Salvador fez-nos um
vídeo e falou-nos como dois transmontanos que se dão um abraço calado porque um
deles sofreu uma perda. Começa a ser rara a gente sem gatinhos no olhar e nas
frases. "Olá a todos, daqui Salvador." O vídeo fixa-se nele e num desenho
de garoto, pendurado por fita-cola na parede. Podia ser dele o desenho, é de
homem. Fala da saúde que lhe foge: "E chegou infelizmente a altura de me
entregar, de entregar, digamos, o meu corpo à ciência." Salvador desfaz a
piada com nova piada: "Portanto, sair deste mundo de civis e ir para um
outro onde este problema seja resolvido." Há momentos destes, redentores
para a tecnologia e o progresso, falo da internet, que foi sequestrada por
delambidos com pena de si próprios. Afinal, a ciência talvez nos tenha dado
também uma ferramenta para gente sensível gozar com a morte e agarrar a vida.

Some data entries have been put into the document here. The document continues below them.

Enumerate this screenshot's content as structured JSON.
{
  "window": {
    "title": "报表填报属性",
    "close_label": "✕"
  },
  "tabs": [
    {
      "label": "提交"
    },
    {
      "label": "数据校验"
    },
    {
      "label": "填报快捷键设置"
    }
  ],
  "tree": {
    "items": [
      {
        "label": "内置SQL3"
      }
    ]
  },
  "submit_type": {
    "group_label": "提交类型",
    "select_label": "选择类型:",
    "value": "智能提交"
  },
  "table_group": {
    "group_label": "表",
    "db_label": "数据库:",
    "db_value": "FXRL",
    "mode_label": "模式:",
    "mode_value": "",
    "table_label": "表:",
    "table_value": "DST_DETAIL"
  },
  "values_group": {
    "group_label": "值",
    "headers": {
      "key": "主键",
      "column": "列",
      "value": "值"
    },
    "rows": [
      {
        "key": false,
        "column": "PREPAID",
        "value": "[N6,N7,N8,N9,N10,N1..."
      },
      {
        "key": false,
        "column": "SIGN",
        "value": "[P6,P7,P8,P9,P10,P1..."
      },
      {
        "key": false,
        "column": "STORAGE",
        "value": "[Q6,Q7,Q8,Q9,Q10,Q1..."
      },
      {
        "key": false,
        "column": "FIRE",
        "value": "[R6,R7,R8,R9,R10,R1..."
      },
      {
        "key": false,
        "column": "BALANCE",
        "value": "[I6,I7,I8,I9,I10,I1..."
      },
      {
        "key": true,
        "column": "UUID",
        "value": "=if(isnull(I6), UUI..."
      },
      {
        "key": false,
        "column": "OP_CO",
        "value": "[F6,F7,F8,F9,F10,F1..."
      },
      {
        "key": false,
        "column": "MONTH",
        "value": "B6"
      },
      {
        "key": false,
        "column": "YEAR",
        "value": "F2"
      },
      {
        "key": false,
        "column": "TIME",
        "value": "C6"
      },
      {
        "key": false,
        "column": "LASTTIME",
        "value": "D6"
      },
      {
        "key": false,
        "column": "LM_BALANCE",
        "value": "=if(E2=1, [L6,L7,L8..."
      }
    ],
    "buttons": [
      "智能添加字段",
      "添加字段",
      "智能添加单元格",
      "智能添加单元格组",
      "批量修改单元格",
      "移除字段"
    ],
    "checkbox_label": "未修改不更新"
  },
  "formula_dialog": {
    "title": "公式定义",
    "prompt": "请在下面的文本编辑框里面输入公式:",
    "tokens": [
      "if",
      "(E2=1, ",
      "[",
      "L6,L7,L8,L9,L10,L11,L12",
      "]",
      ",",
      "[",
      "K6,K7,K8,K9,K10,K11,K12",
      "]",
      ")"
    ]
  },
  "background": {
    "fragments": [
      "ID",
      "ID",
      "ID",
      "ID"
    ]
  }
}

"Entregar, digamos, o meu corpo à ciência...", já tive homens e
mulheres que me falaram assim, cáusticos e íntimos, mas éramos dois, já tinha
desesperado que isto pudesse acontecer pela internet. Salvador acredita, não
nos milhares para quem falou, mas num e outro e outro, cada um que foi tocado
por um homem forte de saúde frágil. "E tudo vai correr bem", diz. No
fim: "Vou tocar uma coisinha assim por brincadeira..." Pôs-se a cantar
não digas adeus, diz olá. Quem percebeu soube que ele vai voltar. Que ele quer
voltar. E, aqui entre nós, egoístas, precisamos que ele volte.